We learned yesterday that “all Scripture is God-breathed…and…useful…” (2 Timothy 3:16) In other words, all of the 66 books of the Bible were given to us by God and have practical value. It is that “practical teaching” of the Word of God that serves as a faith catalyst in our lives.
But (am I even allowed to ask this question?) have you ever struggled in identifying the practicality of God’s Word? A quick survey of the kinds of literature in the Bible may make it seem challenging. Meanwhile, a quick assessment of their broader purpose reminds us of their practicality. Today, we will look largely at the Old Testament…the portion of the Bible, with which we likely struggle most.
- Law – That word can be used as a general reference to the first five books of the Bible, as a reference to the 613 specific instructions given to Moses, or even as a reference to the 10 commandments.
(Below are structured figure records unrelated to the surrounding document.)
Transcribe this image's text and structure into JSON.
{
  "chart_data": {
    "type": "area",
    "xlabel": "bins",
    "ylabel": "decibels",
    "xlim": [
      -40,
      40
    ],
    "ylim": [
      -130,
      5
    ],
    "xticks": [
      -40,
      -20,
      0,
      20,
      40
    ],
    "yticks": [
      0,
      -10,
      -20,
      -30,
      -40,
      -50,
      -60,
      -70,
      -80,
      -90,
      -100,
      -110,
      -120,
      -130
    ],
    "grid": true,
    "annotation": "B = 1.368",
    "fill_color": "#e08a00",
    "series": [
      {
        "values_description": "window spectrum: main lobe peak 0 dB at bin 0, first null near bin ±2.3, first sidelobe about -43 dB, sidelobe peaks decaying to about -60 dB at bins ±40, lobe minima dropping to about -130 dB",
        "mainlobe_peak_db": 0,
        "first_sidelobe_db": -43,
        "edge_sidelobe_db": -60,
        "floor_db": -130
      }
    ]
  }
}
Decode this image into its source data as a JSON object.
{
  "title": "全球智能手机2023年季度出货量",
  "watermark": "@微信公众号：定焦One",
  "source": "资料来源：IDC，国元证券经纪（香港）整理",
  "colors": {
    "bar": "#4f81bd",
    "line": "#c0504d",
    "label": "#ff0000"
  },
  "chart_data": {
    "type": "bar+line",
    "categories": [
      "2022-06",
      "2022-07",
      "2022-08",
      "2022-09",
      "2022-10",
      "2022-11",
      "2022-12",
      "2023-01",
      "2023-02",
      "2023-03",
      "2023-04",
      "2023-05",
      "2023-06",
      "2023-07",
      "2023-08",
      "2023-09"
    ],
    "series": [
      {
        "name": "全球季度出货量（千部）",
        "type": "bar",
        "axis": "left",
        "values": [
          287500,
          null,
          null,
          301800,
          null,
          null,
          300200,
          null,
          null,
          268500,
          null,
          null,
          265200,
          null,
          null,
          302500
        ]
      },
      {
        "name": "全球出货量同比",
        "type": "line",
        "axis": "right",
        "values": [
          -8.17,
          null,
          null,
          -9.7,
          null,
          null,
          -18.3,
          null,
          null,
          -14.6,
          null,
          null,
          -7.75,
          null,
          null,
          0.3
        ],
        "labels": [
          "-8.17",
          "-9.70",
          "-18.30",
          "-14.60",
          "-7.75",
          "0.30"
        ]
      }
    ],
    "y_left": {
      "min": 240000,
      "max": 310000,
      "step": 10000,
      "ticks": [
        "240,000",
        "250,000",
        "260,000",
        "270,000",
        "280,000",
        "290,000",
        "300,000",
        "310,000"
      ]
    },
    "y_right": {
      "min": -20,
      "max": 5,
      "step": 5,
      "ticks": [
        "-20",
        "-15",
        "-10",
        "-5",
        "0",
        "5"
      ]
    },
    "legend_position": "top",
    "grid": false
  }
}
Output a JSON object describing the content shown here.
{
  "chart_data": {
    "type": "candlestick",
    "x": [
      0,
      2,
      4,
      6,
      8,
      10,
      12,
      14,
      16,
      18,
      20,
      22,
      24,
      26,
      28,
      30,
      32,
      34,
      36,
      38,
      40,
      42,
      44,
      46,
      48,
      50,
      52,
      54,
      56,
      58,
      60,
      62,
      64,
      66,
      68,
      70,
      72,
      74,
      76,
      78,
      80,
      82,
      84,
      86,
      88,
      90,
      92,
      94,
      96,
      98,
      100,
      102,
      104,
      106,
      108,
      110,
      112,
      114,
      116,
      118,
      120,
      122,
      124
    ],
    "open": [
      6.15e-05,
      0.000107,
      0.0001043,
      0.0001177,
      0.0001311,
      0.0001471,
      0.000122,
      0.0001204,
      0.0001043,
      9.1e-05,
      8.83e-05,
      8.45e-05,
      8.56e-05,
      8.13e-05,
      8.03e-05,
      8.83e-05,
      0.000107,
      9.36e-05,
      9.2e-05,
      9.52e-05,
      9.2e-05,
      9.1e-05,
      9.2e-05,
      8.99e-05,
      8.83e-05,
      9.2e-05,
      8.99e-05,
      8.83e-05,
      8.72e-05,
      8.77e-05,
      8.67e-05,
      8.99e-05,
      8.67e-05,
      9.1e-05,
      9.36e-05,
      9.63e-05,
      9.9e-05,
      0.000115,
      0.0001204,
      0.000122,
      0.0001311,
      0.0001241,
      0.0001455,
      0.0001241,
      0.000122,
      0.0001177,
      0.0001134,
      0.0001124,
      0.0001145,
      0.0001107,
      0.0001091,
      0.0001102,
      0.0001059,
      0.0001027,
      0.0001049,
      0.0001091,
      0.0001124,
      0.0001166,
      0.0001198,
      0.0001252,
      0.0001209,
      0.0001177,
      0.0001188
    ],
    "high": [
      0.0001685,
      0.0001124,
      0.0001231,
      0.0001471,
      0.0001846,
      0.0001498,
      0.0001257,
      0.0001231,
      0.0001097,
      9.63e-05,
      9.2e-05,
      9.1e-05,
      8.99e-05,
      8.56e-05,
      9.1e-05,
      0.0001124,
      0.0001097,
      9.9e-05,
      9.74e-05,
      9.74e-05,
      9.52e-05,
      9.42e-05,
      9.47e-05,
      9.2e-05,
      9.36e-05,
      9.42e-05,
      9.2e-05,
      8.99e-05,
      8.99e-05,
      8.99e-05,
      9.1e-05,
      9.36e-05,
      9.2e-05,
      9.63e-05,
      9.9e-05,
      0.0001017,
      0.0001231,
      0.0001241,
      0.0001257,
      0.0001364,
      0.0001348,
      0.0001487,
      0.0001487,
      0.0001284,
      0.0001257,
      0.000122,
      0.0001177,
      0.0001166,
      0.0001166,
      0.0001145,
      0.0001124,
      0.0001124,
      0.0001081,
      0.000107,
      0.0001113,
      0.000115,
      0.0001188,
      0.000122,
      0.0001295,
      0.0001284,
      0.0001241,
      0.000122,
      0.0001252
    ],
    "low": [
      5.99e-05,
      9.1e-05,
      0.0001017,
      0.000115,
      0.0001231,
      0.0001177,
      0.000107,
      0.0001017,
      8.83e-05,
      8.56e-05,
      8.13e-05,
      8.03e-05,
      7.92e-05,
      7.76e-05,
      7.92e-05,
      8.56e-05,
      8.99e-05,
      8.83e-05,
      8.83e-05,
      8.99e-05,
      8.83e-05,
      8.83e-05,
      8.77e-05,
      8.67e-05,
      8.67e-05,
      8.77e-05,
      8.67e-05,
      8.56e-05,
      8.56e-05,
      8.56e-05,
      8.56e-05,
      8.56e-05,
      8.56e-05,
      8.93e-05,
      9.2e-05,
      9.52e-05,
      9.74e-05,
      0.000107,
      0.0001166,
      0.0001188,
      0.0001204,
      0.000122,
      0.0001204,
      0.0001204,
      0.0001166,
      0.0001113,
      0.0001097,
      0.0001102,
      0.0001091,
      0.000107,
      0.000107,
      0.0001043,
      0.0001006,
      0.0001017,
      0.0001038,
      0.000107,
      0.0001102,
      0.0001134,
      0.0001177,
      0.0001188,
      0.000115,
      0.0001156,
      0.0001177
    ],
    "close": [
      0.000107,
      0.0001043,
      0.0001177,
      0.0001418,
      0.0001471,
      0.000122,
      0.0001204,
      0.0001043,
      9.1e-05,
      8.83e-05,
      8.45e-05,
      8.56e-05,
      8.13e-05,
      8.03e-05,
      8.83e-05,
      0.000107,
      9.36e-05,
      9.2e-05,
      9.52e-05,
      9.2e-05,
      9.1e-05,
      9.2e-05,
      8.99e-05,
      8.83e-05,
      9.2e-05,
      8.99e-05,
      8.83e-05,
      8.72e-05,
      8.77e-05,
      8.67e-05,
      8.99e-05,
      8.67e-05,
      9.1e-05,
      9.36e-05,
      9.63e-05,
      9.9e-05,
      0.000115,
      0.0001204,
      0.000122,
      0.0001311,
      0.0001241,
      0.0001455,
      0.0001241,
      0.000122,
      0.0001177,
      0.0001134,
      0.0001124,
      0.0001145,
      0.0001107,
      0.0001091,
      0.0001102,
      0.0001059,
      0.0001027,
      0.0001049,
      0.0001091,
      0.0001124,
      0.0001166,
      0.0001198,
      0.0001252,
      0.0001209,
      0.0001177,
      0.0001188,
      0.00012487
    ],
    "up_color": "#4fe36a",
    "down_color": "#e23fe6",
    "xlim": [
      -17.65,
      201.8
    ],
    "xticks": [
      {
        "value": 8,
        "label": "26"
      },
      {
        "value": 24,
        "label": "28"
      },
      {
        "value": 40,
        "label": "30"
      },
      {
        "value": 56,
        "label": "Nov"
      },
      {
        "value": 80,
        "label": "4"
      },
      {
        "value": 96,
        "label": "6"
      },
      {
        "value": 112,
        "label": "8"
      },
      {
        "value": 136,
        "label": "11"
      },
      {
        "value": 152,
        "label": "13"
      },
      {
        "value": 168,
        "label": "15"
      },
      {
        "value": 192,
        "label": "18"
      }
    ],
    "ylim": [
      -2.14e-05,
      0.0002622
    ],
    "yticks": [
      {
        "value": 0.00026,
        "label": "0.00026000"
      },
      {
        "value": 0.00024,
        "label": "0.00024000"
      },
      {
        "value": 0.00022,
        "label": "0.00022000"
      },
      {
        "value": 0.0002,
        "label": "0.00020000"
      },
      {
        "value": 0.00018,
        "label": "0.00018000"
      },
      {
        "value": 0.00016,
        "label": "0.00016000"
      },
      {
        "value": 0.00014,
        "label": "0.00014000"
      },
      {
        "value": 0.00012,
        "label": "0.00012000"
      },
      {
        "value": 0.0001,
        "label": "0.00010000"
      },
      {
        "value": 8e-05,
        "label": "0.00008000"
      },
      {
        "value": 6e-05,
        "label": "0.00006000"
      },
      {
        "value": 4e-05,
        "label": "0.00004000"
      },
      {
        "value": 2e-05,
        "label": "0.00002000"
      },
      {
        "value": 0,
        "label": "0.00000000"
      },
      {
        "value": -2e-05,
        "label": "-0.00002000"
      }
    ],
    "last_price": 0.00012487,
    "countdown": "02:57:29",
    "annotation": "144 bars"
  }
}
How practical are they for us in a day of grace? Galatians 3:23-25 reminds us that the law helps us to understand our need for the Savior. The Law is practical.
- History – The historical books include those from Joshua through Esther in the OT and Acts in the NT. Meanwhile, there are many other portions that give a historical account of what happened. You might ask, where is the practical value of history? In our reading today, we were reminded that the historical experiences of the Israelites serve us as examples of things to avoid.
- Wisdom/Poetry – This type of teaching includes but is not limited to that found in the books of Job through Song of Solomon. This is likely one of the types of literature for which the “practical value” is obvious. The writings of Proverbs, for example, give us great insights into general principles for life. Many of the Psalms, meanwhile, help us to give words to our worship and prayers.
- Prophecy – In broad strokes, these books include both the Major and Minor Prophets of Isaiah through Malachi as well as Revelation. Some may question their practical value based on their complexity or based on their specificity to the nation of Israel. The person who labors hard in these books, however, is able to identify application for the church and to discern its unique position in God’s plan.
Don’t avoid the Old Testament because you deem it impractical!